I usually have a pretty clear view of which way I am going to vote some time in advance of a European or general election. (I have to say, no doubt to my shame, that I rarely bother with local elections unless they happen to coincide, as now, with another one. I simply don't know how the local parties' policies stack up for my area and there seems little easy way of finding out.)
This time, with two days to go, I am still unsure.
I think what in the end will guide me is that on this occasion we have a European election, and I should therefore vote on European issues. On this, David Cameron has disappointed me. The Conservative party policy of holding a referendum on whether to attempt to renegotiate an international treaty (the Lisbon treaty) after it has already been ratified by the UK government seems to me to be madness. My worry is that he is still at least partly a captive of the loony right wing of his party which has forgotten that Britain has lost an empire and which harbours the vain hope of re-establishing special trading areas with its former members, and an even more loony group who think the UK should apply to become a state of the United States. Possibly David Cameron calculates that Gordon Brown will not call an election before next May, and that in the meantime the other EU countries remaining to ratify it (principally Ireland, the Czech Republic, Germany and Poland) will do him a favour by doing so, thus conveniently making it a done deal.
Or even more worryingly, perhaps David Cameron really means it. I would not despair of a referendum being lost and reason prevailing, but the political atmosphere is so febrile at the moment that rational debate is likely to be drowned out by a "sod the lot of them" attitude which will take the opportunity to say no to anything. On such little things are great issues decided.

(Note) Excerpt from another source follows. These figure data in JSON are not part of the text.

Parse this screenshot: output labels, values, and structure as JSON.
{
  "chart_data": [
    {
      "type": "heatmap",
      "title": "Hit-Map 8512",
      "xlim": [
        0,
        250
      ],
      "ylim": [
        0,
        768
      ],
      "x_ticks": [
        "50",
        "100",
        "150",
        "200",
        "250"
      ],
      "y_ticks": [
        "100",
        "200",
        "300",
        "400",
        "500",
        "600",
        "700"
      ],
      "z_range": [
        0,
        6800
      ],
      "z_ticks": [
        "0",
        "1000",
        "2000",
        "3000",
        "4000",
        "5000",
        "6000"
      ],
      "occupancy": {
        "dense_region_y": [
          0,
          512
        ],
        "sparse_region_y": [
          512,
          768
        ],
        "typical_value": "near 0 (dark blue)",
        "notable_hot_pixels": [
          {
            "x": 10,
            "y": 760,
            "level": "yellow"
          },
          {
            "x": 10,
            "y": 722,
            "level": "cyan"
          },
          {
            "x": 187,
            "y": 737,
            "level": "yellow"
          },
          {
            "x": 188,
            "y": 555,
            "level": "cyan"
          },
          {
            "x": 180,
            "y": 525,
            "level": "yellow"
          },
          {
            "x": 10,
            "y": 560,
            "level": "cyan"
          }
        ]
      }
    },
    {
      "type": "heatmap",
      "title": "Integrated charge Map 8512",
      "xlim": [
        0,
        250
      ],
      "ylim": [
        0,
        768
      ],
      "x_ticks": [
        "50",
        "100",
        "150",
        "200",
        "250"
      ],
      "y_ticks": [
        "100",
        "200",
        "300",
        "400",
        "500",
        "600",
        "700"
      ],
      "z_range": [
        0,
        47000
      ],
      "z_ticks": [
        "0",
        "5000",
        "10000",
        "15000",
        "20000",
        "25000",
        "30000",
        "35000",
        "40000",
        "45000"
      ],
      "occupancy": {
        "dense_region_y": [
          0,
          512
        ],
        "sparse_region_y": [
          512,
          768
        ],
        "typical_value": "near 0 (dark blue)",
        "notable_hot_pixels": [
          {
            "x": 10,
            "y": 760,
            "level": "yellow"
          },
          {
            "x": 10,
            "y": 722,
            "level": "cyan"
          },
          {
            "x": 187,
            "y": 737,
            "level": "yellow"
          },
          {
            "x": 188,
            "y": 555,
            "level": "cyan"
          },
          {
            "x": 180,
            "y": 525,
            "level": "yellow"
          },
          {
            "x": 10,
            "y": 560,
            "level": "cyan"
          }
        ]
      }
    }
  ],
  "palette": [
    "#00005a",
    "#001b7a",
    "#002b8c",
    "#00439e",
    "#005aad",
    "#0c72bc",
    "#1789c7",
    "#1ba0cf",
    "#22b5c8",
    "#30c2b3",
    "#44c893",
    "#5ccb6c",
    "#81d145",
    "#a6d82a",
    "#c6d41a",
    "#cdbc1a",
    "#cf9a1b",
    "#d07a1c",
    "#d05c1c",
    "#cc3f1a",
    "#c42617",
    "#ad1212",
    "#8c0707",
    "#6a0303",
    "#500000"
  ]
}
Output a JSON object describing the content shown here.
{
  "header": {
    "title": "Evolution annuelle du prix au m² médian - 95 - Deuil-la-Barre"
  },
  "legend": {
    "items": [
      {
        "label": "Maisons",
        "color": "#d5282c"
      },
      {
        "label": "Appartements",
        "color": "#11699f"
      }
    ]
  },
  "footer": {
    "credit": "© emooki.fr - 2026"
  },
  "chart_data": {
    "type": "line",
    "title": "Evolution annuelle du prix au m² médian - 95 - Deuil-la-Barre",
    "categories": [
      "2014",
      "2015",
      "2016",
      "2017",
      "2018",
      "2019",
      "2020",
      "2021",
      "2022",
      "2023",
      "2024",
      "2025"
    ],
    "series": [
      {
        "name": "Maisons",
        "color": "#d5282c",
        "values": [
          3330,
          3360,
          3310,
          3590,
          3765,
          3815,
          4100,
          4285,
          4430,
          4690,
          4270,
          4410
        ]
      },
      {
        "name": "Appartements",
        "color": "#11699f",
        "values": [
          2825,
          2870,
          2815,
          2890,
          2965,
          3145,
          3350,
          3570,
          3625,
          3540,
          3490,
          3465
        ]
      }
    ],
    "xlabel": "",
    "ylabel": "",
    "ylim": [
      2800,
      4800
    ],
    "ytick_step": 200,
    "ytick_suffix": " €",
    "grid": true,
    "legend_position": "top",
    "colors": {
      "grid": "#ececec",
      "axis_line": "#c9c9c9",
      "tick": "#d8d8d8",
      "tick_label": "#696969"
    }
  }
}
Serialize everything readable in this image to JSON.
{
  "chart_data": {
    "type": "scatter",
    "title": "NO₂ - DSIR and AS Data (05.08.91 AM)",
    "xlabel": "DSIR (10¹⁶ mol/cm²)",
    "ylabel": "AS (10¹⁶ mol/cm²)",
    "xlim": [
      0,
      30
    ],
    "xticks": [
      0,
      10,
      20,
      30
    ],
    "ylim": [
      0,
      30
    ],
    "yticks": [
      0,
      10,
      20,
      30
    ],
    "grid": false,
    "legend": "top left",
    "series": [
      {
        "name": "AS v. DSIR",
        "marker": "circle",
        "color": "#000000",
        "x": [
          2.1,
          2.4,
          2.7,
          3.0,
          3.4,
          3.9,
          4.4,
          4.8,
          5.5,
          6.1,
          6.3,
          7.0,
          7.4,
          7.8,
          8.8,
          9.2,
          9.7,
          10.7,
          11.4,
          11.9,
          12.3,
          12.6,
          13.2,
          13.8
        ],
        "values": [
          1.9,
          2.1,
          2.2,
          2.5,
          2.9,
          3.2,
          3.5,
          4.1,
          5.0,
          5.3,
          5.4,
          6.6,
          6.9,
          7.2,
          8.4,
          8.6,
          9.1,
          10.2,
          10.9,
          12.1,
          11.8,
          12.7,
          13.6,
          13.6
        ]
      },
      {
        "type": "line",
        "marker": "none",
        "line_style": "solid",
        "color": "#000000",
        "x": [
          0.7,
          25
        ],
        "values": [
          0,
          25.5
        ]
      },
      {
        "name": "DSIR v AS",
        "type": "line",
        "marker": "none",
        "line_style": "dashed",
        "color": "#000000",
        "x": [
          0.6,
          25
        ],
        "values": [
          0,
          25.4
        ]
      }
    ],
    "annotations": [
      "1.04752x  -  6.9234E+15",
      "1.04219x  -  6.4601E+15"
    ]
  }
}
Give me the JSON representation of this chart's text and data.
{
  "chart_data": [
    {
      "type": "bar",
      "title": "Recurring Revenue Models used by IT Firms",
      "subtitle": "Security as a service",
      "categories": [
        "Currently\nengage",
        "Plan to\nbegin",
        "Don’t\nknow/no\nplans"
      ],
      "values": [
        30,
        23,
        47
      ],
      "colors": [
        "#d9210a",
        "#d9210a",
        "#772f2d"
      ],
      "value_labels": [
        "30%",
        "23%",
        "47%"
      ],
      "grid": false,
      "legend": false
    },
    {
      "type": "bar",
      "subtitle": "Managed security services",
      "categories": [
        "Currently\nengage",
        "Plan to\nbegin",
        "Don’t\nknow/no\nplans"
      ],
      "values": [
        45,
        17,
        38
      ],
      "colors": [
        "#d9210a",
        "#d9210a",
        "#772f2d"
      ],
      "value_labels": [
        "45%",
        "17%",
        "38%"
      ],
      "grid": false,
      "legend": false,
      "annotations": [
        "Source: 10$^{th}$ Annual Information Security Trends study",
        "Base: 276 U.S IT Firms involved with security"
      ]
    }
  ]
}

I had hopes, but also some suspicions, when Gordon Brown became Prime Minister. My suspicions seem to have triumphed: what is left of the Labour party seems to be the old municipal machine of closed-door fixers who think the ends justify any means, exported to the national scene. We have councils on this, conventions on that, consultations on the other, all carefully stage managed so that the only outcomes which will emerge are those which have already been decided. We have had behind-the-scenes filth coming from political aides within 10 Downing Street itself, turned on other members of the government. We have an ever more centralist and directive party which will only consider pretend devolution within England lest it cede any powers, and which is incapable of dealing with the anomalies which their devolution policies have created within the UK. We have a database government which has lost a clear vision of human and civil rights.
Oh dear. Many religions and early societies have purification ceremonies with which adherents may cleanse themselves after carrying out some unpleasant but necessary duty. Someone should provide a ceremony for those answering the call to vote on Thursday.